Het Gewicht

Het minimum gewicht van een volwassen Vlaamse Reus is 6 kilo. Jonge dieren mogen nog wat minder wegen (5,5 kilo). Als een Vlaamse reus eenmaal volgroeid is oogt het dier vaak het mooist bij een gewicht van ca. 7,5 met een max van 9 kilo. Een hoog gewicht wordt (door een keurmeester) gewaardeerd, maar mag nooit ten koste gaan van het type. Als een Vlaam te zwaar is in verhouding met de bouw, maakt het hoge gewicht er geen mooier dier van.

De wam is bij deze Vlaamse Reus goed zichtbaar

Veel voedsters van grote konijnenrassen vertonen, zeker als ze wat ouder zijn, een wam. Een wam is een huidplooi, gevormd door onderhuids vetweefsel, dat op de keel ligt. Deze huidplooi begint met een haarstuwing die overgaat in een wamaanzet en vervolgens in een wam.

Door de structuur van het vetweefsel en onder invloed van het hormoon oestrogeen wordt een enzym aangemaakt dat zorgt voor vetophoping. Hierdoor worden bloedvaten samengedrukt, die op hun beurt zorgen voor een wijziging in de structuur van de huid.

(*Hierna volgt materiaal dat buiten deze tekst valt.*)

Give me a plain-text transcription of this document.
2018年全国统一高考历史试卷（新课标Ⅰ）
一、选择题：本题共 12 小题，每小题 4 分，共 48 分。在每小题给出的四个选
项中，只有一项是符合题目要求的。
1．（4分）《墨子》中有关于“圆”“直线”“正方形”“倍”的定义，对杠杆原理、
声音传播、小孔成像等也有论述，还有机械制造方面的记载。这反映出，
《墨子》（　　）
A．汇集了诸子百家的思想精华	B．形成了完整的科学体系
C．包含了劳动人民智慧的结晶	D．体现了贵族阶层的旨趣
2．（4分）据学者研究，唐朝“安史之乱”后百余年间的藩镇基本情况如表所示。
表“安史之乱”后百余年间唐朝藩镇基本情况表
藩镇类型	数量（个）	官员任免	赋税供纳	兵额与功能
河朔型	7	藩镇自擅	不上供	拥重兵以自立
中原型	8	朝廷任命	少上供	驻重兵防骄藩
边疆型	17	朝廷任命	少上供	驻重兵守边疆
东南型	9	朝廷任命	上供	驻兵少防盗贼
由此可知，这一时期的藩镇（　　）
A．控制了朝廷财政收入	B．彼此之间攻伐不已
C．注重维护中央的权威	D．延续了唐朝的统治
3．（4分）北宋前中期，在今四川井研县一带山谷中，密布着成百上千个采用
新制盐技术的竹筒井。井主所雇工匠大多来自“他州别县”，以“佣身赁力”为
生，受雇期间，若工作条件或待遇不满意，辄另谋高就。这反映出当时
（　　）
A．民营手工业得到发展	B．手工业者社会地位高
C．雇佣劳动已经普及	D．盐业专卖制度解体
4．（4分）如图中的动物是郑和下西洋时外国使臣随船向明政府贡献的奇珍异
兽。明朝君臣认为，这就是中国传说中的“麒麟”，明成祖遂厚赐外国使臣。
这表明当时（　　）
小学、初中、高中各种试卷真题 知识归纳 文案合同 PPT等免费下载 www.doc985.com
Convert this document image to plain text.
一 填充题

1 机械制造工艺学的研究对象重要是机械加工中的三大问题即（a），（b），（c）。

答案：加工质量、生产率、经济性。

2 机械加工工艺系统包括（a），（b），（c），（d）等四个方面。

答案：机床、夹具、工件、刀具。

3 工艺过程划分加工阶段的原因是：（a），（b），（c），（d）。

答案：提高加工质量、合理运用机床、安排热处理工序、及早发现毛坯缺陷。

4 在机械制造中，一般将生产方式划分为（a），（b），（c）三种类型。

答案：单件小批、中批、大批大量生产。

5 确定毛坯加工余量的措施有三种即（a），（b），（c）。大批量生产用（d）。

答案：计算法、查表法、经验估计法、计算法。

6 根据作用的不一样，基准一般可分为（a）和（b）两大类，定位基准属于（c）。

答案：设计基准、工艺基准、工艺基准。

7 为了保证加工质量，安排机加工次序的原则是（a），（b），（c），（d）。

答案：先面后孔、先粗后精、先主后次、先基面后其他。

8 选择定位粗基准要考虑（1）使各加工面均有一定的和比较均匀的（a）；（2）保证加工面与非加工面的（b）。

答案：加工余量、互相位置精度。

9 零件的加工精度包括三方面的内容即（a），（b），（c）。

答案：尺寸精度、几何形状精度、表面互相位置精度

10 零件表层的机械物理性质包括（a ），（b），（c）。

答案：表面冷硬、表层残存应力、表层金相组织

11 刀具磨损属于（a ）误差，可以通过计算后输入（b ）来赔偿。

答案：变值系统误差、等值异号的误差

Een ram heeft veel minder vetmassa dan een voedster, waardoor een ram ook minder snel een wam zal ontwikkelen. Als een ram toch een wam ontwikkeld kan je hem beter niet voor de fok inzetten. De kans is groot dat hij teveel oestrogeen, vrouwelijke hormonen, heeft. Een wam kan deels ook erfelijk zijn, dus ook bij voedsters, met een aanleg voor een wam, is het beter om ze niet in te zetten voor de fok.

Eenmaal een wam gaat deze niet meer weg. Het heeft geen zin om de hoeveelheid voedsel te verminderen of de voedster op een specifiek dieet te zetten. Er wordt gezegd dat het voeren van oud (hard) brood de vorming van een wam bevorderd.

Een wam kan zich uiteindelijk in verschillende vormen uiten:

  • een dubbele wam; als je van opzij kijkt zie je twee huidplooien
  • een scheve wam; als je recht van voren kijkt zit de wam niet gecentreerd in het midden, maar meer naar links of naar rechts
  • een gedraaide wam
  • een beenwam; deze wam zit laag, boven de benen en niet direct onder de kin
  • een rol

Een enkelvoudige en correct gedragen wam (dus niet scheef of heel laag) wordt geaccepteerd tijdens een keuring, maar heeft niet de voorkeur.